サステナビリティに関して解説しているページは、とても情報量が多く、ブランドのメインメッセージだということがECサイト全体から伝わってきます。Cuyana – Fewer, BetterFewer, Better. Timeless apparel and accessories for the moderwww.cuyana.com

We treat our wardrobes as disposable. Americans buy on average 68 items of clothing a year. A UK study showed that each garment is worn just seven times before being discarded.
※cuyana.comから引用

アメリカ人は平均68点/年 の衣類を購入し、捨てられるまでに7回しか着ないのですね…驚きです。

そんなCuyanaはInstagramで「Letter from our founders」と題した投稿をしていました。8スクロール分の文章なので、割りと文章量は多めです。このコロナ禍において財政的に苦境に立たされているといったビジネスの話や、Cuyanaを取り巻くコミュニティへの感謝などが語られています。そしてサステナビリティを哲学としているCuyanaらしいなと思ったのが、最後の方に記載されていたこのメッセージ。

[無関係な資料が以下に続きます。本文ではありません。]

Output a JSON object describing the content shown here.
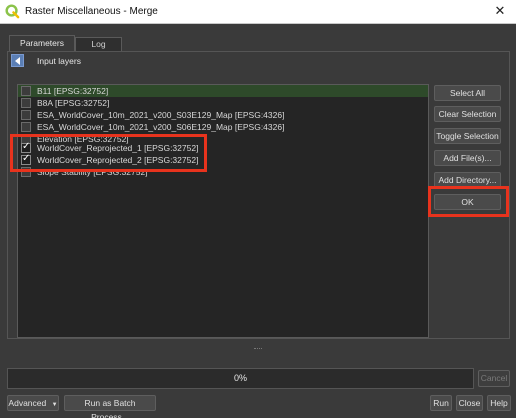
{
  "window": {
    "title": "Raster Miscellaneous - Merge",
    "close_glyph": "✕"
  },
  "tabs": [
    {
      "label": "Parameters"
    },
    {
      "label": "Log"
    }
  ],
  "group": {
    "label": "Input layers",
    "icon": "collapse-arrow-icon"
  },
  "layers": [
    {
      "name": "B11 [EPSG:32752]",
      "checked": false
    },
    {
      "name": "B8A [EPSG:32752]",
      "checked": false
    },
    {
      "name": "ESA_WorldCover_10m_2021_v200_S03E129_Map [EPSG:4326]",
      "checked": false
    },
    {
      "name": "ESA_WorldCover_10m_2021_v200_S06E129_Map [EPSG:4326]",
      "checked": false
    },
    {
      "name": "Elevation [EPSG:32752]",
      "checked": false
    },
    {
      "name": "WorldCover_Reprojected_1 [EPSG:32752]",
      "checked": true
    },
    {
      "name": "WorldCover_Reprojected_2 [EPSG:32752]",
      "checked": true
    },
    {
      "name": "Slope Stability [EPSG:32752]",
      "checked": false
    }
  ],
  "side_buttons": {
    "select_all": "Select All",
    "clear_selection": "Clear Selection",
    "toggle_selection": "Toggle Selection",
    "add_files": "Add File(s)...",
    "add_directory": "Add Directory...",
    "ok": "OK"
  },
  "progress": {
    "text": "0%",
    "value": 0
  },
  "footer": {
    "advanced": "Advanced",
    "batch": "Run as Batch Process...",
    "cancel": "Cancel",
    "run": "Run",
    "close": "Close",
    "help": "Help"
  },
  "colors": {
    "highlight": "#e8331d",
    "qgis_green": "#8bc34a"
  }
}
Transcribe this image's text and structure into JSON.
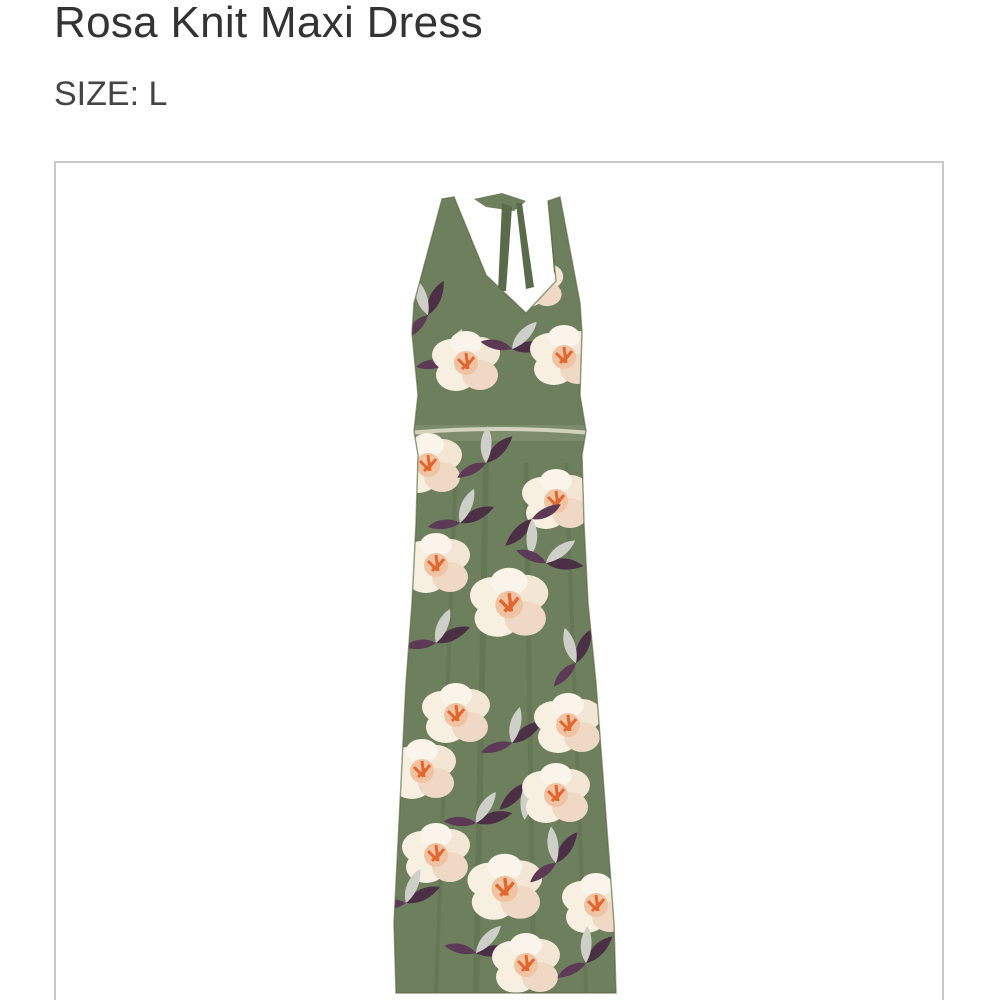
{
  "product": {
    "title": "Rosa Knit Maxi Dress",
    "size_label": "SIZE:",
    "size_value": "L"
  },
  "image": {
    "subject": "dress-photo",
    "colors": {
      "fabric": "#6d7f5c",
      "fabric_shadow": "#5a6b4b",
      "petal": "#f7efe0",
      "petal_shade": "#efd9c4",
      "center": "#e2672f",
      "leaf": "#4a2f45",
      "leaf_light": "#cfcfc9"
    }
  }
}
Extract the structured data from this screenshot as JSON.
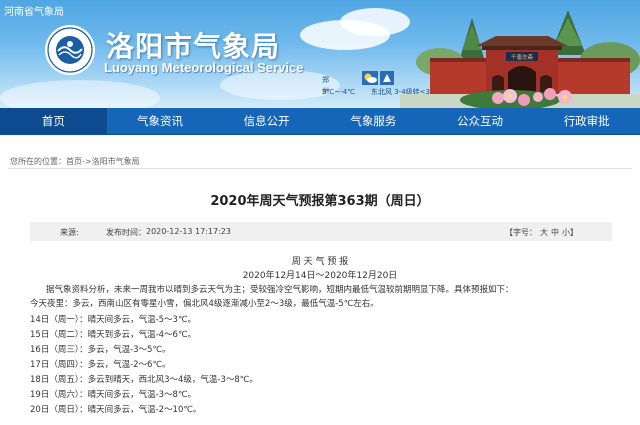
{
  "header": {
    "top_link": "河南省气象局",
    "logo_text_cn": "中国气象",
    "logo_text_en": "CHINA METEOROLOGICAL",
    "title": "洛阳市气象局",
    "subtitle": "Luoyang Meteorological Service",
    "weather": {
      "city": "郑州",
      "temp": "3℃~-4℃",
      "wind": "东北风 3-4级转<3级",
      "icons": [
        "sunny-cloudy-icon",
        "wind-icon"
      ]
    },
    "gate_sign": "千唐志斋"
  },
  "nav": {
    "items": [
      {
        "label": "首页",
        "active": true
      },
      {
        "label": "气象资讯"
      },
      {
        "label": "信息公开"
      },
      {
        "label": "气象服务"
      },
      {
        "label": "公众互动"
      },
      {
        "label": "行政审批"
      }
    ]
  },
  "breadcrumb": {
    "prefix": "您所在的位置：",
    "home": "首页",
    "sep": "->",
    "current": "洛阳市气象局"
  },
  "article": {
    "title": "2020年周天气预报第363期（周日）",
    "source_label": "来源:",
    "publish_label": "发布时间：",
    "publish_time": "2020-12-13 17:17:23",
    "font_label": "【字号：",
    "font_sizes": [
      "大",
      "中",
      "小"
    ],
    "font_close": "】",
    "heading": "周 天 气 预 报",
    "date_range": "2020年12月14日～2020年12月20日",
    "intro": "据气象资料分析，未来一周我市以晴到多云天气为主；受较强冷空气影响，短期内最低气温较前期明显下降。具体预报如下：",
    "tonight": "今天夜里：多云，西南山区有零星小雪，偏北风4级逐渐减小至2～3级，最低气温-5℃左右。",
    "days": [
      "14日（周一）：晴天间多云，气温-5～3℃。",
      "15日（周二）：晴天到多云，气温-4～6℃。",
      "16日（周三）：多云，气温-3～5℃。",
      "17日（周四）：多云，气温-2～6℃。",
      "18日（周五）：多云到晴天，西北风3～4级，气温-3～8℃。",
      "19日（周六）：晴天间多云，气温-3～8℃。",
      "20日（周日）：晴天间多云，气温-2～10℃。"
    ]
  },
  "colors": {
    "nav_bg": "#1565b8",
    "nav_active": "#0d4a8f",
    "sky_top": "#4fa6e3",
    "meta_bar": "#f0f0f0"
  }
}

In light of these thoughts, we are going to start communicating differently. We will prioritize connection above all else. We are going to slow down our product launches, highlighting a small selection of pieces only with the hope of sparking joy and inspiration.
And finally, we are going to focus on an appreciation for nature, because part of our hope is built upon the lessened impact we as humans have made on the earth in the past several months.

焦点を絞り、製品のローンチスピードを低下させるといった意味の内容に加えて、最後に自然への感謝の言葉が。まさにサステナビリティを体現しているなぁと思いました。

この他にも眼鏡のWarby ParkerやEverlaneも調べてみたのですが、ここまでで力が尽きてしまいました…。また機会があったらご紹介したいと思います。

【まとめ】D2Cブランドの哲学はいつなんどきでも揺るがない

今回、BellroyやGlossierやallbirdsを調べてみた気づいたこと
・メッセージ配信は主にInstagram
・CEOやファウンダーからの人間味が溢れたメッセージ
・人柄やブランドの哲学が伝わる情報発信
・キャンペーンに無理矢理感がない
・SNS等でのコミュニティの繋がり・団結を促す
・顧客でなく一緒のコミュニティに属する仲間・家族

以下はコロナには関係ないですが、
・D2CブランドのECサイトの構成・デザインはパターン化されている
・文字情報が少ない。ニュースやブログなどがサイト上に見つからない場合も多く、コンテンツマーケティングよりもSNSマーケティングが主流

今回の調査は、人々に愛されるブランド作り、情報発信の方法に関しても勉強になりましたが、この状況下において人間が求めているもの、大切なものとは何かを改めて考えさせられました。